Раньше это было их личное дело, но предстоящую битву за Берлин им прийдется выиграть — не знаю уж, у кого, но выиграть непременно!
— Мне нравится твое настроение. — Одобрительно сказал я. — Где ты им разжился?
— Там, где нас нет, Макс, — улыбнулся он, — где же еще?
— Макс, — позвала меня Афина, — ты тут?
— Во всяком случае, мои ощущения не противоречат этому утверждению. — Хмыкнул я и внимательно посмотрел на нее. Она показалась мне спокойной, немного надменной и равнодушно-веселой — как всегда, словно ничего не случилось с нами сегодня ночью неведомо где… и словно нам не предстояло заглянуть в самую глубокую бездну в ближайшие часы. Что ж, это было правильно… Мне оставалось только порадоваться силе ее неукротимого духа и постараться хоть немного походить на эту удивительную сероглазую — то ли богиню, то ли все-таки женщину!
— Хорошо, если так! — Рассмеялась она. — Тут ко мне привязался какой-то странный человек: он говорит, что мы все делаем не так… А он, дескать, знает, как правильно!
— Ну да, — вздохнул я, — мне всю жизнь везло на таких специальных ребят, которые приходят черт знает откуда, делают умное лицо и говорят, что «знают, как правильно»…
Впрочем, ничего удивительного: этим грешит большая часть человечества!
— Это другой случай. — Перебила меня Афина. — Этот человек говорит, что он своими руками записал все речи нашего доброго друга Одина, и все такое… Мне показалось, что тебе будет интересно его выслушать.
— Скорее уж это будет интересно Одину. — Равнодушно откликнулся я.
— Я тоже так сначала подумала. Но к нему сейчас не подступиться. Не знаю уж, на что он уставился своим внутренним взором, но отвлечь от этого зрелища его совершенно невозможно.
Я тем временем переварил информацию и с удивлением понял, что мое любопытство все еще при мне.

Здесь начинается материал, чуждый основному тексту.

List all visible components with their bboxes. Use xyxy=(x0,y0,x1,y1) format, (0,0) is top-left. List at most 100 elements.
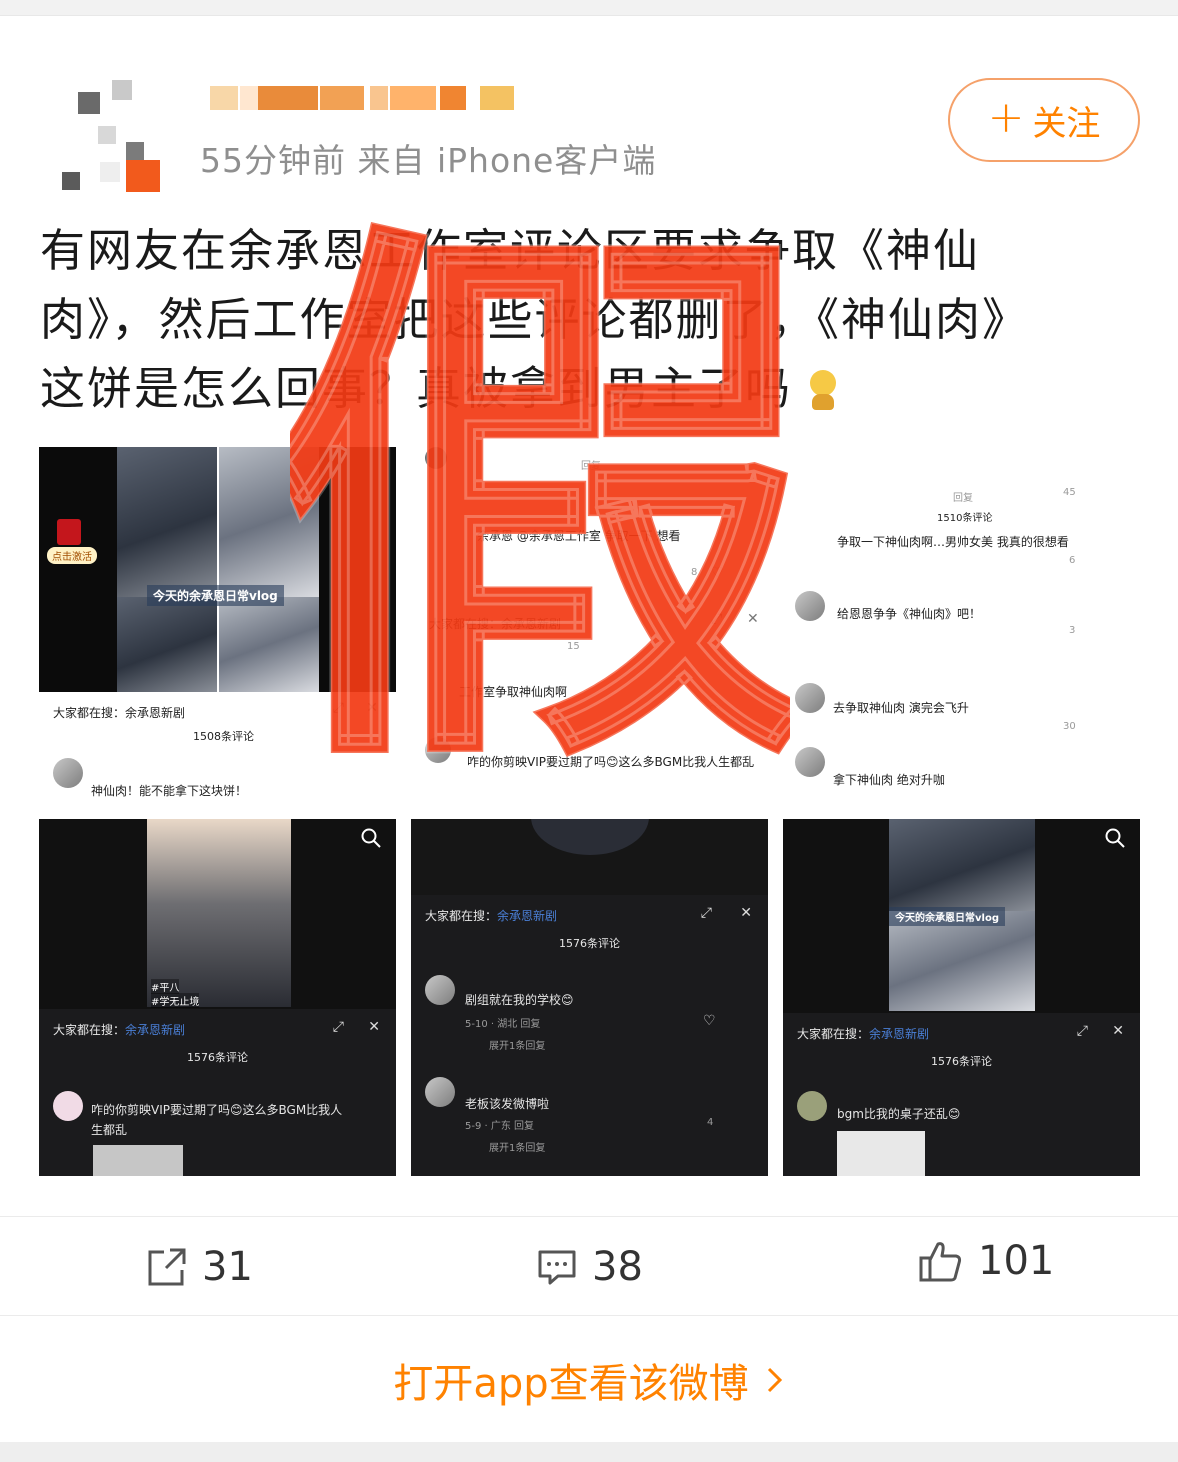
search-hint: 大家都在搜：余承恩新剧 xyxy=(797,1027,930,1041)
video-tag: #平八 xyxy=(151,979,180,994)
like-count: 6 xyxy=(1069,555,1076,566)
avatar[interactable] xyxy=(40,70,162,192)
comment-icon xyxy=(538,1250,576,1285)
activate-badge: 点击激活 xyxy=(47,547,97,564)
comment: 去争取神仙肉 演完会飞升 xyxy=(833,701,969,715)
comment-count: 1510条评论 xyxy=(937,513,993,524)
video-caption: 今天的余承恩日常vlog xyxy=(889,907,1005,926)
search-hint: 大家都在搜：余承恩新剧 xyxy=(53,1023,186,1037)
close-icon[interactable]: ✕ xyxy=(740,905,752,921)
comment-meta: 5-10 · 湖北 回复 xyxy=(465,1019,541,1030)
follow-button[interactable]: + 关注 xyxy=(948,78,1140,162)
heart-icon[interactable]: ♡ xyxy=(709,703,722,719)
post-text: 有网友在余承恩工作室评论区要求争取《神仙 肉》，然后工作室把这些评论都删了，《神… xyxy=(40,216,1140,423)
commenter-avatar xyxy=(797,1091,827,1121)
commenter-avatar xyxy=(795,591,825,621)
post-text-line-1: 有网友在余承恩工作室评论区要求争取《神仙 xyxy=(40,224,981,277)
image-grid: 点击激活 今天的余承恩日常vlog 大家都在搜：余承恩新剧 ⤢ ✕ 1508条评… xyxy=(39,447,1140,1176)
like-count: 3 xyxy=(1069,625,1076,636)
post-meta: 55分钟前 来自 iPhone客户端 xyxy=(200,141,657,180)
close-icon[interactable]: ✕ xyxy=(366,700,378,716)
follow-label: 关注 xyxy=(1032,103,1101,144)
comment-meta: 5-9 · 广东 回复 xyxy=(465,1121,535,1132)
like-count: 30 xyxy=(1063,721,1076,732)
search-hint: 大家都在搜：余承恩新剧 xyxy=(53,706,186,720)
commenter-avatar xyxy=(425,975,455,1005)
expand-icon[interactable]: ⤢ xyxy=(333,1019,344,1035)
comment-count: 1576条评论 xyxy=(187,1051,248,1064)
image-2[interactable]: 回复 余承恩 @余承恩工作室 争取一下 想看 ♡ 8 大家都在搜：余承恩新剧 ⤢… xyxy=(411,447,768,804)
expand-replies[interactable]: 展开1条回复 xyxy=(489,1037,545,1052)
commenter-avatar xyxy=(53,1091,83,1121)
like-count: 8 xyxy=(691,567,698,578)
open-app-link[interactable]: 打开app查看该微博 xyxy=(0,1318,1178,1442)
reply-link[interactable]: 回复 xyxy=(953,489,973,504)
expand-icon[interactable]: ⤢ xyxy=(333,700,344,716)
comment-count: 1576条评论 xyxy=(931,1055,992,1068)
commenter-avatar xyxy=(795,747,825,777)
comment: 余承恩 @余承恩工作室 争取一下 想看 xyxy=(477,529,681,543)
comment: 咋的你剪映VIP要过期了吗😊这么多BGM比我人生都乱 xyxy=(467,755,755,769)
comment: bgm比我的桌子还乱😊 xyxy=(837,1107,961,1121)
video-tag: #学无止境 xyxy=(151,993,200,1008)
bottom-divider xyxy=(0,1442,1178,1462)
comment: 咋的你剪映VIP要过期了吗😊这么多BGM比我人 xyxy=(91,1103,343,1117)
image-5[interactable]: 大家都在搜：余承恩新剧 ⤢ ✕ 1576条评论 剧组就在我的学校😊 5-10 ·… xyxy=(411,819,768,1176)
heart-icon[interactable]: ♡ xyxy=(703,1013,716,1029)
commenter-avatar xyxy=(425,1077,455,1107)
plus-icon: + xyxy=(987,92,1025,143)
expand-icon[interactable]: ⤢ xyxy=(711,611,722,627)
username-blurred[interactable] xyxy=(200,72,540,120)
commenter-avatar xyxy=(53,758,83,788)
comment: 争取一下神仙肉啊…男帅女美 我真的很想看 xyxy=(837,535,1069,549)
reply-link[interactable]: 回复 xyxy=(581,457,601,472)
image-4[interactable]: #平八 #学无止境 大家都在搜：余承恩新剧 ⤢ ✕ 1576条评论 咋的你剪映V… xyxy=(39,819,396,1176)
open-app-label: 打开app查看该微博 xyxy=(393,1361,749,1407)
comment: 给恩恩争争《神仙肉》吧！ xyxy=(837,607,982,621)
top-divider xyxy=(0,0,1178,16)
expand-replies[interactable]: 展开1条回复 xyxy=(489,1139,545,1154)
search-hint: 大家都在搜：余承恩新剧 xyxy=(429,617,562,631)
share-count: 31 xyxy=(202,1244,253,1290)
close-icon[interactable]: ✕ xyxy=(368,1019,380,1035)
comment: 老板该发微博啦 xyxy=(465,1097,550,1111)
comment-count: 1508条评论 xyxy=(193,730,254,743)
share-button[interactable]: 31 xyxy=(146,1217,253,1317)
comment: 神仙肉！能不能拿下这块饼！ xyxy=(91,784,248,798)
image-1[interactable]: 点击激活 今天的余承恩日常vlog 大家都在搜：余承恩新剧 ⤢ ✕ 1508条评… xyxy=(39,447,396,804)
commenter-avatar xyxy=(425,447,447,469)
comment-continued: 生都乱 xyxy=(91,1123,128,1137)
comment-count: 1576条评论 xyxy=(559,937,620,950)
search-icon[interactable] xyxy=(1104,827,1126,849)
expand-icon[interactable]: ⤢ xyxy=(1077,1023,1088,1039)
close-icon[interactable]: ✕ xyxy=(747,611,759,627)
thumbs-up-icon xyxy=(919,1242,962,1282)
like-count: 4 xyxy=(707,1117,714,1128)
commenter-avatar xyxy=(795,683,825,713)
video-caption: 今天的余承恩日常vlog xyxy=(147,585,284,606)
post-text-line-3: 这饼是怎么回事？真被拿到男主了吗 xyxy=(40,354,1140,423)
like-count: 45 xyxy=(1063,487,1076,498)
image-3[interactable]: 45 回复 1510条评论 争取一下神仙肉啊…男帅女美 我真的很想看 6 给恩恩… xyxy=(783,447,1140,804)
like-button[interactable]: 101 xyxy=(918,1211,1054,1311)
expand-icon[interactable]: ⤢ xyxy=(701,905,712,921)
chevron-right-icon xyxy=(767,1367,782,1393)
count-hint: 15 xyxy=(567,641,580,652)
search-icon[interactable] xyxy=(360,827,382,849)
action-bar: 31 38 101 xyxy=(0,1216,1178,1316)
search-hint: 大家都在搜：余承恩新剧 xyxy=(425,909,558,923)
comment-button[interactable]: 38 xyxy=(536,1217,643,1317)
commenter-avatar xyxy=(425,737,451,763)
heart-icon[interactable]: ♡ xyxy=(711,565,724,581)
comment: 拿下神仙肉 绝对升咖 xyxy=(833,773,945,787)
close-icon[interactable]: ✕ xyxy=(1112,1023,1124,1039)
post-text-line-2: 肉》，然后工作室把这些评论都删了，《神仙肉》 xyxy=(40,293,1030,346)
comment: 剧组就在我的学校😊 xyxy=(465,993,574,1007)
share-icon xyxy=(148,1248,186,1286)
comment: 工作室争取神仙肉啊 xyxy=(459,685,568,699)
like-count: 101 xyxy=(978,1238,1055,1284)
post-header: 55分钟前 来自 iPhone客户端 + 关注 xyxy=(0,60,1178,192)
comment-count: 38 xyxy=(592,1244,643,1290)
image-6[interactable]: 今天的余承恩日常vlog 大家都在搜：余承恩新剧 ⤢ ✕ 1576条评论 bgm… xyxy=(783,819,1140,1176)
doge-emoji-icon xyxy=(808,368,840,412)
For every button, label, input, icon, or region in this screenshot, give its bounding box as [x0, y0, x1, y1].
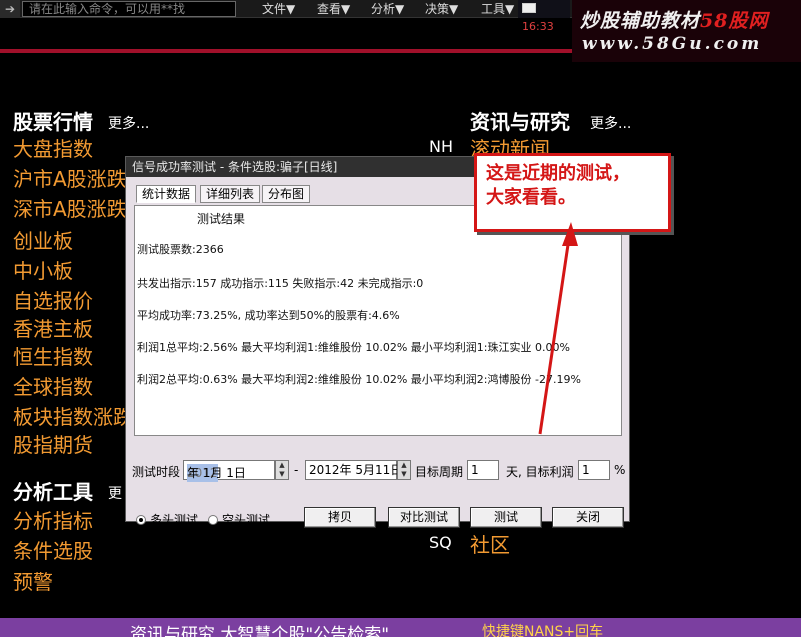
- news-more-link[interactable]: 更多...: [590, 113, 631, 133]
- result-line: 测试股票数:2366: [137, 243, 224, 256]
- tab-distribution[interactable]: 分布图: [262, 185, 311, 203]
- mail-icon[interactable]: [522, 3, 536, 13]
- target-profit-label: 天, 目标利润: [506, 465, 574, 479]
- menu-decision[interactable]: 决策▼: [425, 0, 458, 18]
- radio-long-indicator[interactable]: [136, 515, 146, 525]
- watermark-title: 炒股辅助教材58股网: [580, 10, 769, 32]
- link-alerts[interactable]: 预警: [13, 566, 53, 595]
- stocks-section-title: 股票行情: [13, 110, 93, 134]
- clock-time: 16:33: [522, 20, 554, 33]
- start-date-spinner[interactable]: ▲ ▼: [275, 460, 289, 480]
- percent-sign: %: [614, 463, 626, 477]
- end-date-spinner[interactable]: ▲ ▼: [397, 460, 411, 480]
- watermark: 炒股辅助教材58股网 www.58Gu.com: [572, 0, 801, 62]
- compare-test-button[interactable]: 对比测试: [388, 507, 460, 528]
- result-line: 利润1总平均:2.56% 最大平均利润1:维维股份 10.02% 最小平均利润1…: [137, 341, 570, 354]
- link-sme[interactable]: 中小板: [13, 255, 73, 284]
- clock: 16:33: [518, 0, 570, 33]
- link-gem[interactable]: 创业板: [13, 225, 73, 254]
- start-date-field[interactable]: 2012 年 1月 1日: [183, 460, 275, 482]
- link-index-futures[interactable]: 股指期货: [13, 429, 93, 458]
- radio-short[interactable]: 空头测试: [208, 511, 270, 528]
- radio-short-indicator[interactable]: [208, 515, 218, 525]
- news-section-title: 资讯与研究: [470, 110, 570, 134]
- target-period-label: 目标周期: [415, 465, 464, 479]
- watermark-url: www.58Gu.com: [582, 34, 763, 54]
- link-global-index[interactable]: 全球指数: [13, 371, 93, 400]
- link-hk-main[interactable]: 香港主板: [13, 313, 93, 342]
- annotation-callout: 这是近期的测试， 大家看看。: [474, 153, 671, 232]
- result-line: 共发出指示:157 成功指示:115 失败指示:42 未完成指示:0: [137, 277, 424, 290]
- menu-analysis[interactable]: 分析▼: [371, 0, 404, 18]
- menu-tools[interactable]: 工具▼: [481, 0, 514, 18]
- link-indicators[interactable]: 分析指标: [13, 505, 93, 534]
- link-hang-seng[interactable]: 恒生指数: [13, 341, 93, 370]
- annotation-text: 这是近期的测试， 大家看看。: [486, 163, 630, 208]
- tools-more-link[interactable]: 更: [108, 483, 122, 503]
- tab-detail-list[interactable]: 详细列表: [200, 185, 261, 203]
- tab-statistics[interactable]: 统计数据: [136, 185, 197, 203]
- test-params-row: 测试时段 2012 年 1月 1日 ▲ ▼ - 2012年 5月11日 ▲ ▼ 目标周…: [132, 460, 626, 482]
- back-arrow-icon[interactable]: ➔: [0, 0, 20, 18]
- stocks-more-link[interactable]: 更多...: [108, 113, 149, 133]
- link-stock-screener[interactable]: 条件选股: [13, 535, 93, 564]
- target-profit-input[interactable]: 1: [578, 460, 610, 480]
- header-divider: [0, 49, 572, 53]
- result-line: 利润2总平均:0.63% 最大平均利润2:维维股份 10.02% 最小平均利润2…: [137, 373, 581, 386]
- target-period-input[interactable]: 1: [467, 460, 499, 480]
- link-watchlist[interactable]: 自选报价: [13, 285, 93, 314]
- tools-section-title: 分析工具: [13, 480, 93, 504]
- link-market-index[interactable]: 大盘指数: [13, 133, 93, 162]
- result-line: 平均成功率:73.25%, 成功率达到50%的股票有:4.6%: [137, 309, 400, 322]
- command-input[interactable]: 请在此输入命令，可以用**找: [22, 1, 236, 17]
- radio-long[interactable]: 多头测试: [136, 511, 198, 528]
- link-sector-index[interactable]: 板块指数涨跌: [13, 401, 133, 430]
- menu-view[interactable]: 查看▼: [317, 0, 350, 18]
- result-heading: 测试结果: [197, 212, 246, 226]
- date-separator: -: [294, 463, 299, 477]
- link-community[interactable]: 社区: [470, 529, 510, 558]
- link-sh-a[interactable]: 沪市A股涨跌: [13, 163, 127, 192]
- run-test-button[interactable]: 测试: [470, 507, 542, 528]
- link-sz-a[interactable]: 深市A股涨跌: [13, 193, 127, 222]
- period-label: 测试时段: [132, 465, 181, 479]
- end-date-field[interactable]: 2012年 5月11日: [305, 460, 402, 480]
- bottom-banner-text: 资讯与研究 大智慧个股"公告检索": [130, 625, 390, 637]
- tag-nh: NH: [429, 137, 453, 156]
- result-pane[interactable]: 测试结果 测试股票数:2366 共发出指示:157 成功指示:115 失败指示:…: [134, 205, 622, 436]
- copy-button[interactable]: 拷贝: [304, 507, 376, 528]
- bottom-banner: 资讯与研究 大智慧个股"公告检索" 快捷键NANS+回车: [0, 618, 801, 637]
- bottom-banner-shortcut: 快捷键NANS+回车: [482, 624, 604, 637]
- menu-file[interactable]: 文件▼: [262, 0, 295, 18]
- close-button[interactable]: 关闭: [552, 507, 624, 528]
- tag-sq: SQ: [429, 533, 452, 552]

— А как его зовут, этого дядю? Если он действительно «записал» речи Одина, его должны звать Снорри…
— У него и спросишь! Вот он. — Афина бесцеремонно ткнула пальцем себе за спину. Там обнаружился невысокий крепыш средних лет, угрюмый и бородатый.
— Я Снорри Стурулсон. — С достоинством сообщил он. — Но откуда тебе известно мое имя?
— Господи, вот уж не думал, что нам доведется познакомиться! — Рассмеялся я. — Можете себе представить, в свое время я прочитал все, что вы написали, правда, в переводах…
Был в моей жизни такой странный период.
— О, да ты знаешь грамоту! — Одобрительно отметил он.
— А по мне не заметно? — Я уже веселился вовсю — вот уж не подумал бы, что такое возможно!
— Ты знаешь, что все идет не так, как было предсказано? — Требовательно спросил Снорри.
— Догадываюсь. — Легкомысленно фыркнул я.
— Еще можно попробовать исправить положение. — Оптимистически сообщил он.
— У меня с собой свиток, где записано «Прорицание Вельвы». Там ясно сказано, как все должно быть… Многое уже невозможно изменить, но если Один все-таки схватится с Фенриром, и Тор подоспеет вовремя, чтобы вступить в битву с Ермугандом, все пойдет как надо.
Тебе же следует подумать о том, как погасить солнце. И может быть, тебе следует оседлать Мирового Змея? В пророчестве ни о чем таком не говорилось, но такой поступок придаст тебе величия… Если хочешь, мы можем вместе перечитать речи Вельвы и подумать, что еще можно исправить.